A portion of Roush’s NASCAR accomplishments can been attributed to the gold standard he has set in the driver developmental program.  Braun is just the latest in a long line of Roush Fenway drivers who have gone on to find success in the form of victories and championships. Roush Fenway teams have scored one Truck Series, two NASCAR Nationwide and two NASCAR Sprint Cup Series championships, with most of the team’s drivers rising through the Truck Series ranks.

“One of the things that really helps bring drivers through his program is the fact they are such a big family,” said Braun, who finished sixth at Michigan last June. “Everyone wants to see everyone else do well.  Everyone has the same goals and there is no question that goes unanswered. I feel like Jack Roush has made it clear to the older drivers that they need to help out the young rookies and I think that’s a big part of it.”

In addition to a driver developmental path, Roush views the Truck Series as a teaching tool for younger drivers and the lessons imparted extend beyond maneuvering the truck around a speedway.

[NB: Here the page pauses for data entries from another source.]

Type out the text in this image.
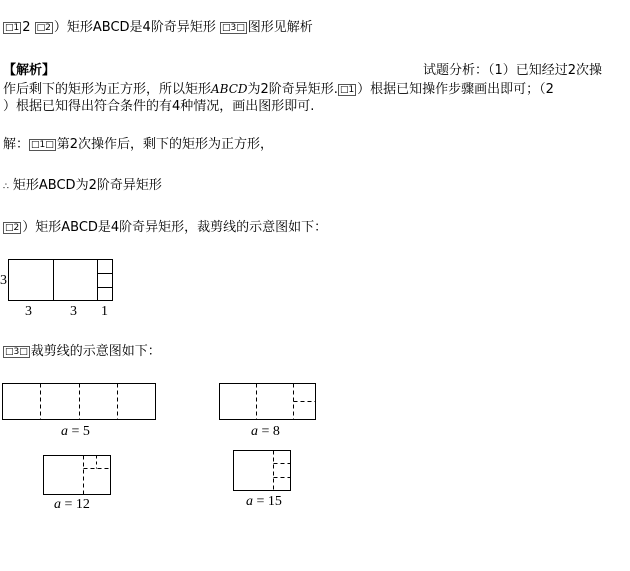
□1 2 □2 ）矩形ABCD是4阶奇异矩形 □3□ 图形见解析
【解析】	试题分析：（1）已知经过2次操
作后剩下的矩形为正方形，所以矩形ABCD为2阶奇异矩形. □1 ）根据已知操作步骤画出即可；（2
）根据已知得出符合条件的有4种情况，画出图形即可.
解： □1□ 第2次操作后，剩下的矩形为正方形，
∴ 矩形ABCD为2阶奇异矩形
□2 ）矩形ABCD是4阶奇异矩形，裁剪线的示意图如下：
3
3	3 1
□3□ 裁剪线的示意图如下：
a = 5	a = 8
a = 12	a = 15
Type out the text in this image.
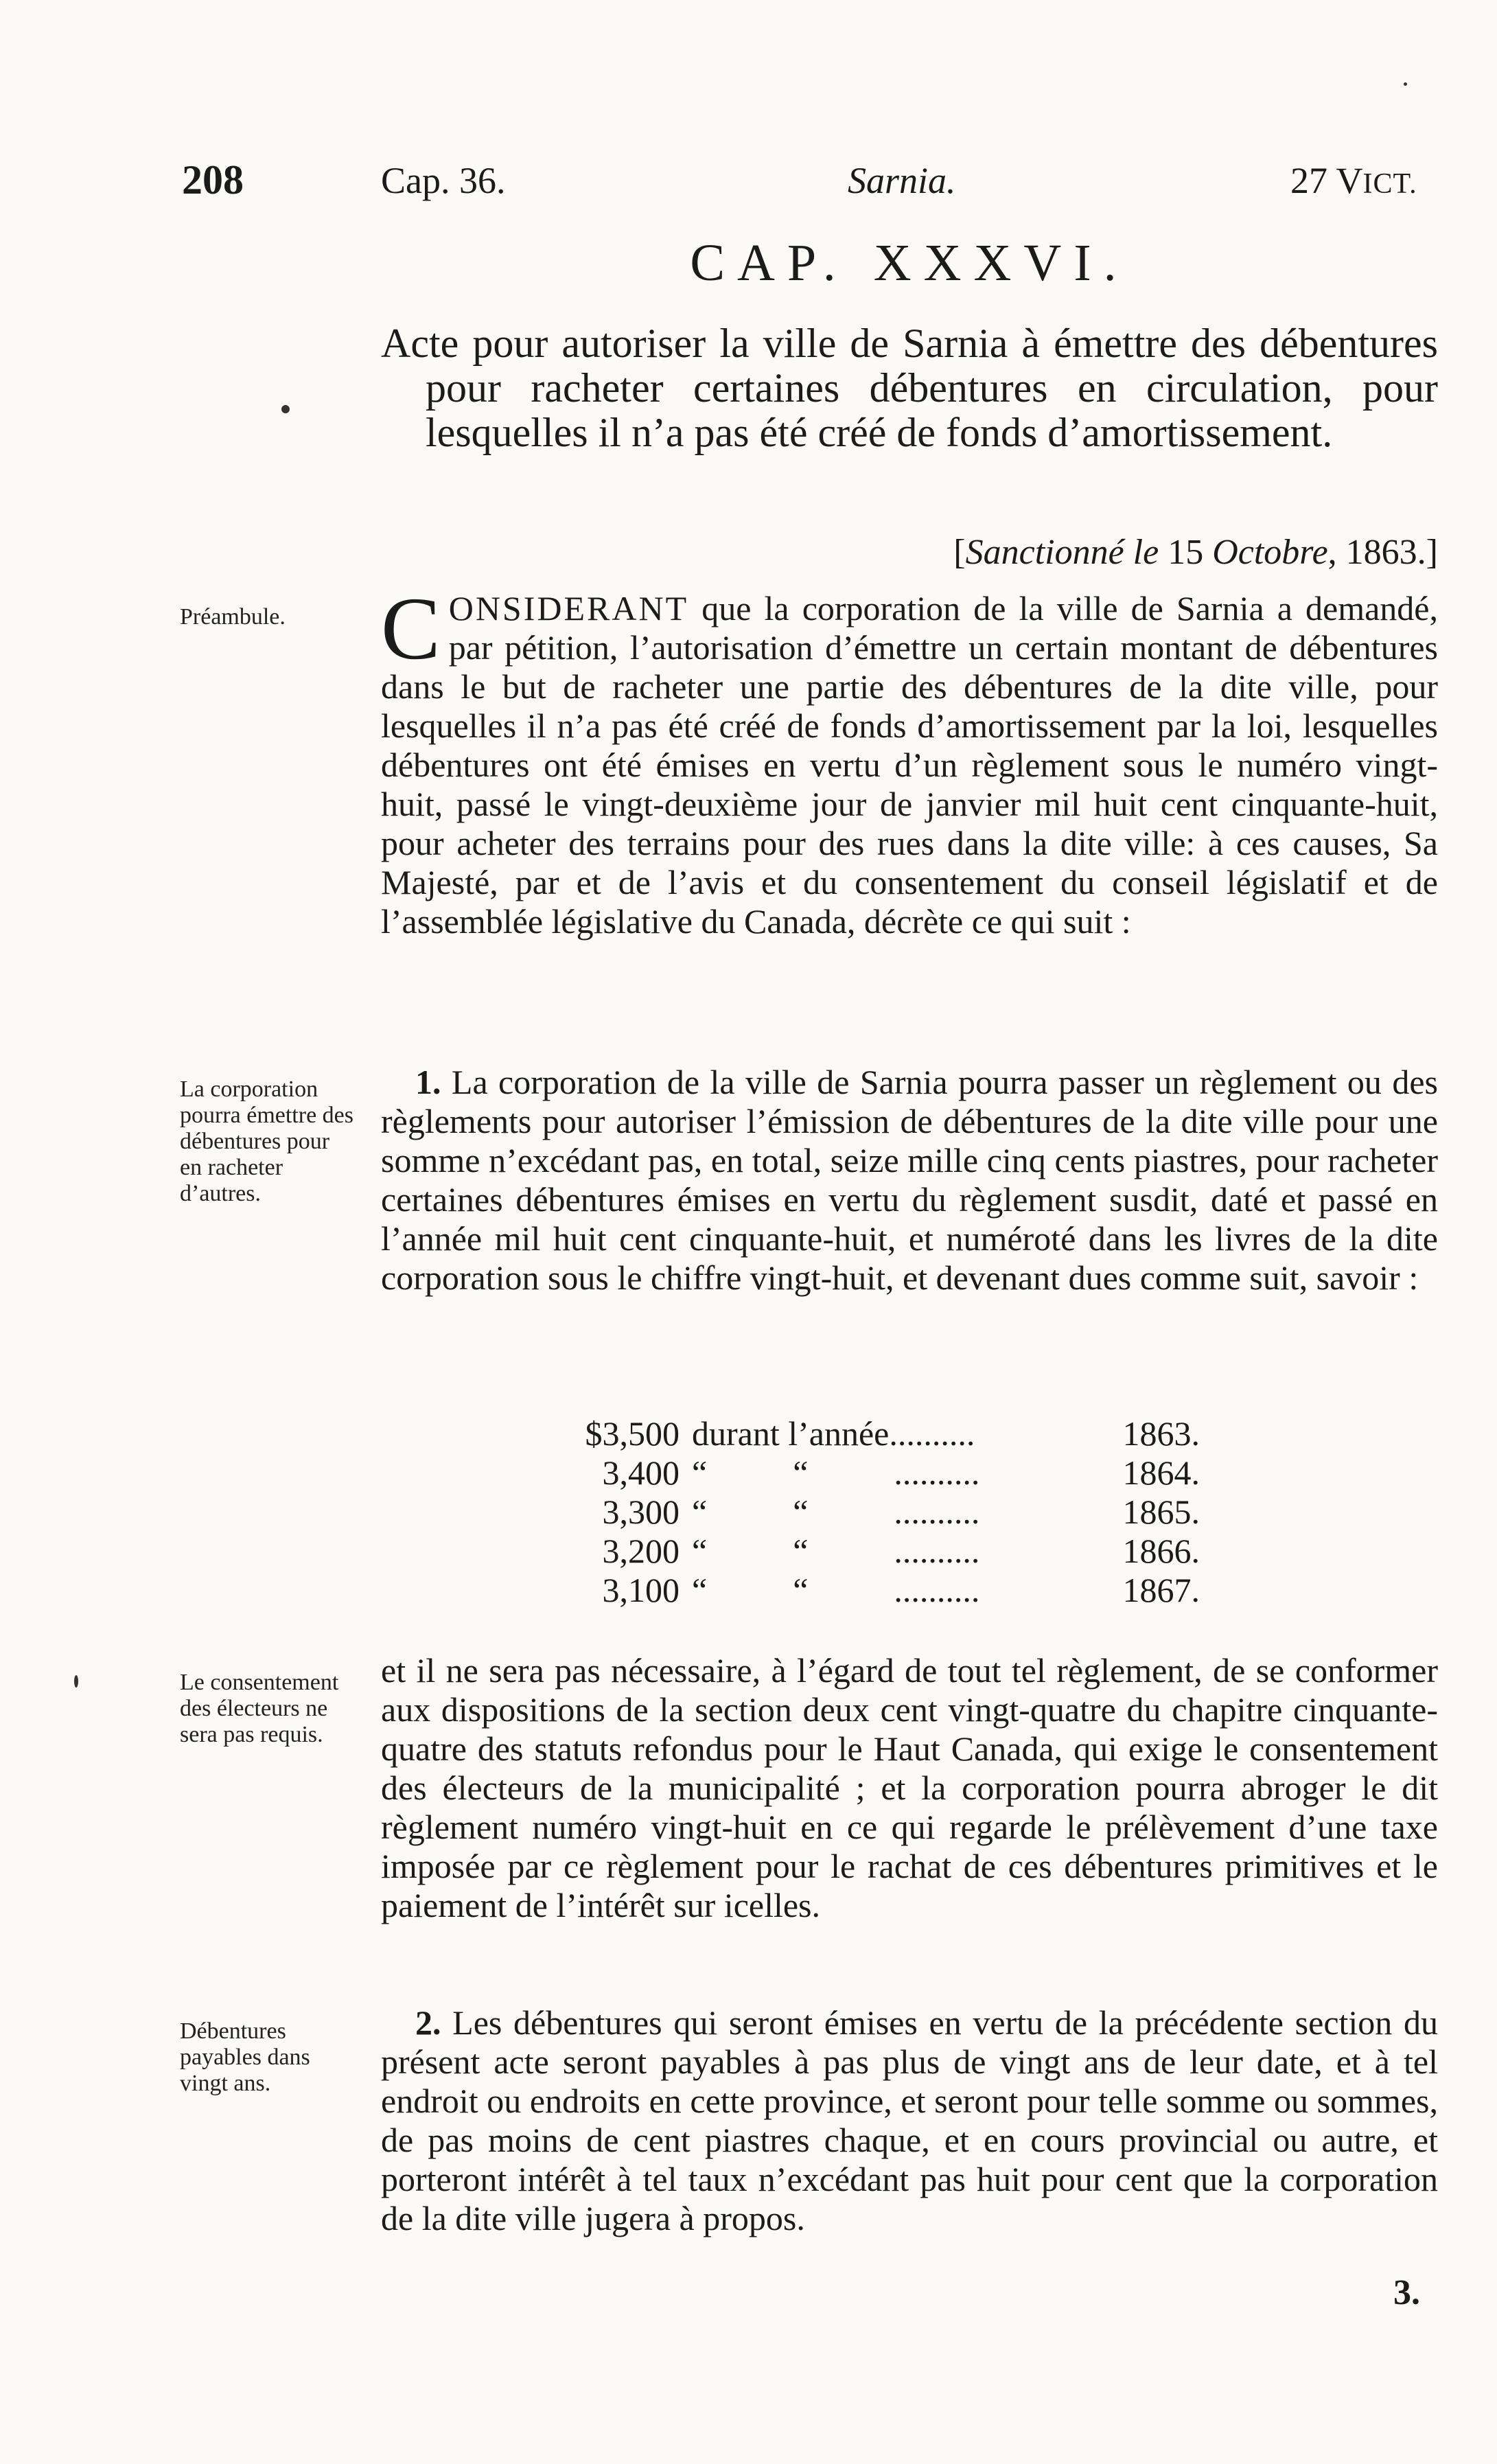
208	Cap. 36.	Sarnia.	27 VICT.
CAP. XXXVI.
Acte pour autoriser la ville de Sarnia à émettre des débentures pour racheter certaines débentures en circulation, pour lesquelles il n’a pas été créé de fonds d’amortissement.
[Sanctionné le 15 Octobre, 1863.]
Préambule.
La corporation pourra émettre des débentures pour en racheter d’autres.
Le consentement des électeurs ne sera pas requis.
Débentures payables dans vingt ans.
CONSIDERANT que la corporation de la ville de Sarnia a demandé, par pétition, l’autorisation d’émettre un certain montant de débentures dans le but de racheter une partie des débentures de la dite ville, pour lesquelles il n’a pas été créé de fonds d’amortissement par la loi, lesquelles débentures ont été émises en vertu d’un règlement sous le numéro vingt-huit, passé le vingt-deuxième jour de janvier mil huit cent cinquante-huit, pour acheter des terrains pour des rues dans la dite ville: à ces causes, Sa Majesté, par et de l’avis et du consentement du conseil législatif et de l’assemblée législative du Canada, décrète ce qui suit :
1. La corporation de la ville de Sarnia pourra passer un règlement ou des règlements pour autoriser l’émission de débentures de la dite ville pour une somme n’excédant pas, en total, seize mille cinq cents piastres, pour racheter certaines débentures émises en vertu du règlement susdit, daté et passé en l’année mil huit cent cinquante-huit, et numéroté dans les livres de la dite corporation sous le chiffre vingt-huit, et devenant dues comme suit, savoir :
$3,500	durant l’année..........	1863.
3,400	“          “          ..........	1864.
3,300	“          “          ..........	1865.
3,200	“          “          ..........	1866.
3,100	“          “          ..........	1867.
et il ne sera pas nécessaire, à l’égard de tout tel règlement, de se conformer aux dispositions de la section deux cent vingt-quatre du chapitre cinquante-quatre des statuts refondus pour le Haut Canada, qui exige le consentement des électeurs de la municipalité ; et la corporation pourra abroger le dit règlement numéro vingt-huit en ce qui regarde le prélèvement d’une taxe imposée par ce règlement pour le rachat de ces débentures primitives et le paiement de l’intérêt sur icelles.
2. Les débentures qui seront émises en vertu de la précédente section du présent acte seront payables à pas plus de vingt ans de leur date, et à tel endroit ou endroits en cette province, et seront pour telle somme ou sommes, de pas moins de cent piastres chaque, et en cours provincial ou autre, et porteront intérêt à tel taux n’excédant pas huit pour cent que la corporation de la dite ville jugera à propos.
3.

“It’s (Truck Series) the first stop for a rookie driver coming into NASCAR, coming into stock car racing,” Roush explained.  “Historically, since the onset of the Truck Series more than 10 years ago, we’ve enjoyed taking our rookies there first and getting them started and improving their race craft - improving judgments on the race track, establishing their code, which is the thing that keeps them out of harm’s way.  It establishes expectations among the competitors of what they (rookie drivers) will and won’t do on the race track.  It’s important that a driver have a good code, a defensible and admirable code, so he can really have the racing room he needs when it comes time and he’s able to close the deal to win his races and compete for championships.” 

But despite all this lessons and the pressure you’d expect a typical 20-year-old kid to feel when the burden of a potential milestone rests on his shoulders, Braun is as cool as a cucumber.

“I don’t really feel any pressure to get that win,” Braun stated. “I think that’s one of the coolest things about driving for Jack and this team.  They just put good trucks under me and we always have fast vehicles and good pit stops.  We’ve got to keep putting ourselves in the position to win a race here.  I know it will happen.”